Well, kembali ke pendapat Robins tentang globalisasi, saya
dapat mengkategorikan mama dan papa saya sebagai individu yang tidak
membutuhkan untuk berpartisipasi atau menikmati kultur konsumerisme dari adanya
globalisasi. Mereka dapat bertahan dan tetap melakukan kegiatan sebagaimana
mestinya. Mereka sebagai agen pemilik modal dan jauh dari kultur konsumerisme.

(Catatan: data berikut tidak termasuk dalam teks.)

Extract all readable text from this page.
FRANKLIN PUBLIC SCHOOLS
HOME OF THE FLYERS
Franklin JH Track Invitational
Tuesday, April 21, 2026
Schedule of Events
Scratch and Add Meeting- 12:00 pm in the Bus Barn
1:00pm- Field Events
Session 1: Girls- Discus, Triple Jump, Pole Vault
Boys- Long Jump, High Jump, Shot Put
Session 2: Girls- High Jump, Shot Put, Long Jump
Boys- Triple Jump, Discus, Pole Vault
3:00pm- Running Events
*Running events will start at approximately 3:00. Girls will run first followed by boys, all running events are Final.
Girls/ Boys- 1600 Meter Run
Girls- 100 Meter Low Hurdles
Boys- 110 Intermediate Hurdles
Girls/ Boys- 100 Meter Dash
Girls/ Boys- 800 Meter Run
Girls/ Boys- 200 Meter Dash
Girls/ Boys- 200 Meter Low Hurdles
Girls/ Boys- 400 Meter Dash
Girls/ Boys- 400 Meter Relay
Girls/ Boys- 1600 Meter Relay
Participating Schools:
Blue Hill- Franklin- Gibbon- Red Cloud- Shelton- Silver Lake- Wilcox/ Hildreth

Pak Manneke mengulas lebih lanjut, reaksi seseorang terhadap globalisasi
ternyata dipengaruhi oleh identitas.
Mama saya membentuk identitasnya
sebagai seorang ibu rumah tangga dengan tiga orang anak dengan pekerjaan
membantu usaha suami di rumah. Mama saya adalah seorang yang mempertahankan
identitasnya sebagai perempuan tradisional sehingga pada dirinya tidak terjadi
mobilitas globalisasi. Terlihat jelas bahwa mama saya memposisikan dirinya
sendiri dalam identitas yang dikondisikan oleh foktor-faktor eksternal seperti
pekerjaannya sehari-hari. Maka dapat saya katakan bahwa mama saya merupakan
perempuan yang secara tidak langsung menolak globalisasi. Dengan demikian,
identitas berkaitan erat dengan globalisasi. Keduanya merupakan dua hal yang interchangable. Globalisasi memengaruhi
identitas individu namun di sisi lain identitas individu juga dapat memengaruhi
globalisasi.
Paragraf terakhir dari tulisan ini semakin membantu
pemahaman saya dalam menjawab pertanyaan tentang mama saya. Pak Manneka
menyimpulkan bahwa globalisasi menggiring
individu pada permasalahan yang banyak dan ketidaksetaraan yang baru pada,
namun saat yang sama juga globalisasi memberi peluang bagi
artikulasi-artikulasi keperempuanan yang baru serta lahan garapan feminisme
yang subur justru karena lahirnya banyak tantangan baru tersebut. Membiarkan identitas
diri kita tidak dipatok oleh kuasa manapun, termasuk oleh versi diri kita
sendiri yang esensialis, barangkali dapat menjadi titik tolak suatu politik
identitas perempuan yang baru dan global. Maka pada kalimat terakhir dalam
tulisan ini, saya katakan bahwa layaknya kodrat kehidupan, setiap hal yang ada
dalam kehidupan selalu memberikan dua nilai yakni positif dan negatif.
Selamat hari Ibu, mama. Dirimu
memilih untuk tidak menerima globalisasi dengan jaminan terhindar dari pelbagai
permasalahan dan ketidaksetaraan. Ini terlihat jelas dari dirimu, saya selalu
mendapati dirimu sebagai sosok yang tentram dan damai.